One of the biggest challenges for architect Hagy Belzberg in creating his Skyline residence in Laurel Canyon was getting permission to build. It took him two years and several public meetings to convince officials at the Mulholland Scenic Corridor to allow him to site his home on a thin ridgeline with panoramic views that include Downtown Los Angeles, the San Fernando Valley, and even the Pacific Ocean. But it was worth the effort.
After securing the site, Belzberg was able to create a budget and eco-conscious home for his family of four that maximized the location’s breathtaking views and comfortable breezes from the west while minimizing sun glare. The keys to both limiting and profiting from the elements are two structures to the south: a large, folded concrete armature and a screen made of long, thin, pressure-treated wood panels (which allows air to penetrate the house) in front of a translucent fiberglass screen. Hence the dramatic living room, which has floor-to-ceiling fritted glass on three sides and looks down on the rocky canyons below. The room receives no direct sunlight, nor does the wide open kitchen and adjoining entertainment room, from where a long row of windows looks over the landscape abutting the house, containing a thin pool edged up against a sheer drop. Three bedrooms provide uninterrupted views and direct access to the pool area. Spaces that don’t “require” views, like bathrooms and closets, are located along a long core in the house’s center.

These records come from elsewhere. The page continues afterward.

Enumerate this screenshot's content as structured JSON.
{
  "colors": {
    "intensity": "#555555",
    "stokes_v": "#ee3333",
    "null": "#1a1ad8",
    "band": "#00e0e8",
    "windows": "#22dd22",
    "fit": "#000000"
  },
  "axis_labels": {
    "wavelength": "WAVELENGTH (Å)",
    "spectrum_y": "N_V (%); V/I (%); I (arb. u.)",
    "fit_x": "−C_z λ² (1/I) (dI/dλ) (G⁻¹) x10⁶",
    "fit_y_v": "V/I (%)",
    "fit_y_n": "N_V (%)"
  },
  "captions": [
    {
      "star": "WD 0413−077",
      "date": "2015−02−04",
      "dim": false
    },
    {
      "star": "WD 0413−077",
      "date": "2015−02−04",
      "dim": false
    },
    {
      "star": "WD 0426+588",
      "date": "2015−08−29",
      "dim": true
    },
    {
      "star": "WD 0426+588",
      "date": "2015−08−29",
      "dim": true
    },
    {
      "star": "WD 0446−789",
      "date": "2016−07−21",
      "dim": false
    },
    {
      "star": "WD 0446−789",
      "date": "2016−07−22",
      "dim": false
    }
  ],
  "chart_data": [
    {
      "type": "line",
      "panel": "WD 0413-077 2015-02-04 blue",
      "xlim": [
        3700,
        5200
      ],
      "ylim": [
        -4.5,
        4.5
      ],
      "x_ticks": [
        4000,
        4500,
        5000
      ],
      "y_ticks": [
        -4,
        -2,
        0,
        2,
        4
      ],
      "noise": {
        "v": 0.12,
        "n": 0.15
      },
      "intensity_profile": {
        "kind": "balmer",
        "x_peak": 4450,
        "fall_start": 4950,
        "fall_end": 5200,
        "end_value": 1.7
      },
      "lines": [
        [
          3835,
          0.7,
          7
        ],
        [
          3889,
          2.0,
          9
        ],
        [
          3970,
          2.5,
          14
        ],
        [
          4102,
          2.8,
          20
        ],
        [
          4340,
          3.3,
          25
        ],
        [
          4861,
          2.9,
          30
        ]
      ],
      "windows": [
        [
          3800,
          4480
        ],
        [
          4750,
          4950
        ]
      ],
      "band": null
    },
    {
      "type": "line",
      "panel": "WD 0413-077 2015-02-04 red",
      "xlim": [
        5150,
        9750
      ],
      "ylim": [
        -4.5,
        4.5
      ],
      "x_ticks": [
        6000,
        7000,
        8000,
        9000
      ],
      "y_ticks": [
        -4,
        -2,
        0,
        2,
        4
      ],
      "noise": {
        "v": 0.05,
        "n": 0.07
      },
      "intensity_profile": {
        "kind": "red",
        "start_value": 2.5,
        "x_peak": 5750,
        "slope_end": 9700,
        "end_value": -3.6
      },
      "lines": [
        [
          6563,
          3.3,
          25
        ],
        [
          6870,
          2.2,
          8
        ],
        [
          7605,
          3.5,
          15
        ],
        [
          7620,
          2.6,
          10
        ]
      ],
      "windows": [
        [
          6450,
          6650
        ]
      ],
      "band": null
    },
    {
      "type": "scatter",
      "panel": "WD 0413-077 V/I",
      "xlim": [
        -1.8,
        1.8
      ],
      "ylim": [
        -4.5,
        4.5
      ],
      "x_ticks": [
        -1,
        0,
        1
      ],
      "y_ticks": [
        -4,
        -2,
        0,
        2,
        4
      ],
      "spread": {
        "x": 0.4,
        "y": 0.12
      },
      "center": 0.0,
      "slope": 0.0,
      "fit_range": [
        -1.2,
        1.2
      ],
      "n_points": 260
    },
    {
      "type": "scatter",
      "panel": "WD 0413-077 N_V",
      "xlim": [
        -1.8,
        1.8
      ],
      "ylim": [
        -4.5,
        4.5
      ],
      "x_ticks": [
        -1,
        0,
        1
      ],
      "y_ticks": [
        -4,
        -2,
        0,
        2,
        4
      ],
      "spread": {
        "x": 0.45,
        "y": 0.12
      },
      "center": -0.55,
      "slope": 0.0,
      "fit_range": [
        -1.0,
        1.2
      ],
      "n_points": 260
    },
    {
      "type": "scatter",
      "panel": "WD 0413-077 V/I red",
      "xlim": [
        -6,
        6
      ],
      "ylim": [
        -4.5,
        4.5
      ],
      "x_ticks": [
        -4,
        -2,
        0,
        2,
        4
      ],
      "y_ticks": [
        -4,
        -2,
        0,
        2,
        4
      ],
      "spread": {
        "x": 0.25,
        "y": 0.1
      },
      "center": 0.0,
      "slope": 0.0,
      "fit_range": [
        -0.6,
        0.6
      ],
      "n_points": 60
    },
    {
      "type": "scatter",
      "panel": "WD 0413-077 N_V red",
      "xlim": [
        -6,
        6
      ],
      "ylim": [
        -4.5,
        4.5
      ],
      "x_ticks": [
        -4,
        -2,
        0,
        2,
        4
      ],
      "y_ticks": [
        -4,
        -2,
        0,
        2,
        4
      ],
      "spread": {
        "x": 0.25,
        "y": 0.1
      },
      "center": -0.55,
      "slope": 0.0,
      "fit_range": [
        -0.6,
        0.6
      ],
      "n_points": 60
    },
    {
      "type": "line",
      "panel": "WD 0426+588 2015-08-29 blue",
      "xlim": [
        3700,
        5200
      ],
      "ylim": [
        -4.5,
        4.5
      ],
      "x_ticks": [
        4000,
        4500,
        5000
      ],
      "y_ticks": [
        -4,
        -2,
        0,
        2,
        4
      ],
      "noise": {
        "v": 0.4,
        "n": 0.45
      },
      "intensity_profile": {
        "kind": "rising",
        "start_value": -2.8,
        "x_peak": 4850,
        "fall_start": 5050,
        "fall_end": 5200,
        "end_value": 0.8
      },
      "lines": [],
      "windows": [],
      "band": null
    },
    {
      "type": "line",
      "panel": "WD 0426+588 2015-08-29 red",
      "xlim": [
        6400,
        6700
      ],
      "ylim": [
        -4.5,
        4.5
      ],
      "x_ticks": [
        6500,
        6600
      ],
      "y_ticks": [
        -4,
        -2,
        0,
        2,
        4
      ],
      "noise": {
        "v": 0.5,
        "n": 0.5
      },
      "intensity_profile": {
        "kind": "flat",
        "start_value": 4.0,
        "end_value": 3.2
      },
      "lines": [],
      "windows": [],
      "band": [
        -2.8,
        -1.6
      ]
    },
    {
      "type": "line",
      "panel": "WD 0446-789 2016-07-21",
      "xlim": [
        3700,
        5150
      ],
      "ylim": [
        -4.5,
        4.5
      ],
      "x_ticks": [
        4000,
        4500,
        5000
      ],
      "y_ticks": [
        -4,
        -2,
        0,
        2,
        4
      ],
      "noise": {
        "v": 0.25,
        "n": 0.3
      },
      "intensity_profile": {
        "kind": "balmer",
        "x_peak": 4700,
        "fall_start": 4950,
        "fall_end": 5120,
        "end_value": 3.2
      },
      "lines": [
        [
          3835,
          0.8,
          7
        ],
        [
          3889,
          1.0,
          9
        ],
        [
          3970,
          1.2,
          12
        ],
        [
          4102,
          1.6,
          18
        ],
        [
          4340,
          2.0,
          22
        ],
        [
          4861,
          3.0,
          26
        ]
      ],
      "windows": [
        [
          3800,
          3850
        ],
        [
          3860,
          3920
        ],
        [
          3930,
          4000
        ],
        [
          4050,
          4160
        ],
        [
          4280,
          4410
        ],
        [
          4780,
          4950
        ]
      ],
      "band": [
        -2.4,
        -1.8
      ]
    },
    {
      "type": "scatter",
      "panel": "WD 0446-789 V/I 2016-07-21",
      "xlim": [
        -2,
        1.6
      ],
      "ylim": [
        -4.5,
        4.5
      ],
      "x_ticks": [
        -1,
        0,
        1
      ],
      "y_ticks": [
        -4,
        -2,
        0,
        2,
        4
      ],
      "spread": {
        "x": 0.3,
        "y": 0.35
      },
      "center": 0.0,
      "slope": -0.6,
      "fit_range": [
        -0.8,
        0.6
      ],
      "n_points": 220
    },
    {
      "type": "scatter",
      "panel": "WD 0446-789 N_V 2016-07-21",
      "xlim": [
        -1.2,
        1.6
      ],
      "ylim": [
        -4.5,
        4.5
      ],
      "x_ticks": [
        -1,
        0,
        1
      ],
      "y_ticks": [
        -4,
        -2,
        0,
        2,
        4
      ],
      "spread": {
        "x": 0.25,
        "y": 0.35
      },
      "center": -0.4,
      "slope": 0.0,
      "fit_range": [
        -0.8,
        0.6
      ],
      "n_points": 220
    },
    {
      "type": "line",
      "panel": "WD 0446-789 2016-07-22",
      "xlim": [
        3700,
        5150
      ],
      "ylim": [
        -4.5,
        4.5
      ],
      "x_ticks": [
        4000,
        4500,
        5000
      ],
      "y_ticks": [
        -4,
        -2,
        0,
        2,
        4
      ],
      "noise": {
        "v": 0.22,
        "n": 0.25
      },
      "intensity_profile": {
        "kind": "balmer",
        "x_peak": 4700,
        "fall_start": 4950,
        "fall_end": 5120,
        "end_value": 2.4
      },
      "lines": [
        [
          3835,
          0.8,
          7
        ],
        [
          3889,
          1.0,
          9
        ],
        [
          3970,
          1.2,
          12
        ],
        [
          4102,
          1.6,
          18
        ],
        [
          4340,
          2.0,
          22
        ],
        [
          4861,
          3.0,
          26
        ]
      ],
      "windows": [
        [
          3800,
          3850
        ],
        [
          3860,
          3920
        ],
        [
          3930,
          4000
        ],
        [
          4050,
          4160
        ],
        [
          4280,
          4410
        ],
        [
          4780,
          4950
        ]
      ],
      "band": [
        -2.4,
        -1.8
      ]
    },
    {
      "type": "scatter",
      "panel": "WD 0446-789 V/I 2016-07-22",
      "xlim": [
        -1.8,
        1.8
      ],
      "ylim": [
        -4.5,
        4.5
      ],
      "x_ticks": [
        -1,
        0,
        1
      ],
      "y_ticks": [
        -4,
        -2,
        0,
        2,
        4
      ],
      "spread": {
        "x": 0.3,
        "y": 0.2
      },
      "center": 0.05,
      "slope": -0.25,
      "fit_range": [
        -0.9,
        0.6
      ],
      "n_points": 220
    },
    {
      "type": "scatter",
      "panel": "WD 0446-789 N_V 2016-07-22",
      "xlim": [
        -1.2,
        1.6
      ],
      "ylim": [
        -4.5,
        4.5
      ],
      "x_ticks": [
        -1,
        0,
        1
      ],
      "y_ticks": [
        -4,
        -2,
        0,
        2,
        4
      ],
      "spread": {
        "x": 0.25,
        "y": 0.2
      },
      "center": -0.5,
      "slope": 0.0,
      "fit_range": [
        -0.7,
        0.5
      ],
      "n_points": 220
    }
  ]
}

The simple home—both the main house and the guest house are enclosed by a single folded surface with infill glazing—was built by younger associates at Belzberg’s firm, serving as a valuable training tool. The crew, who stabilized the house by digging 22-foot piles, was able to create a house that is naturally green while using inexpensive, low-tech materials like storefront windows and off-the-shelf parts that kept costs to a minimum.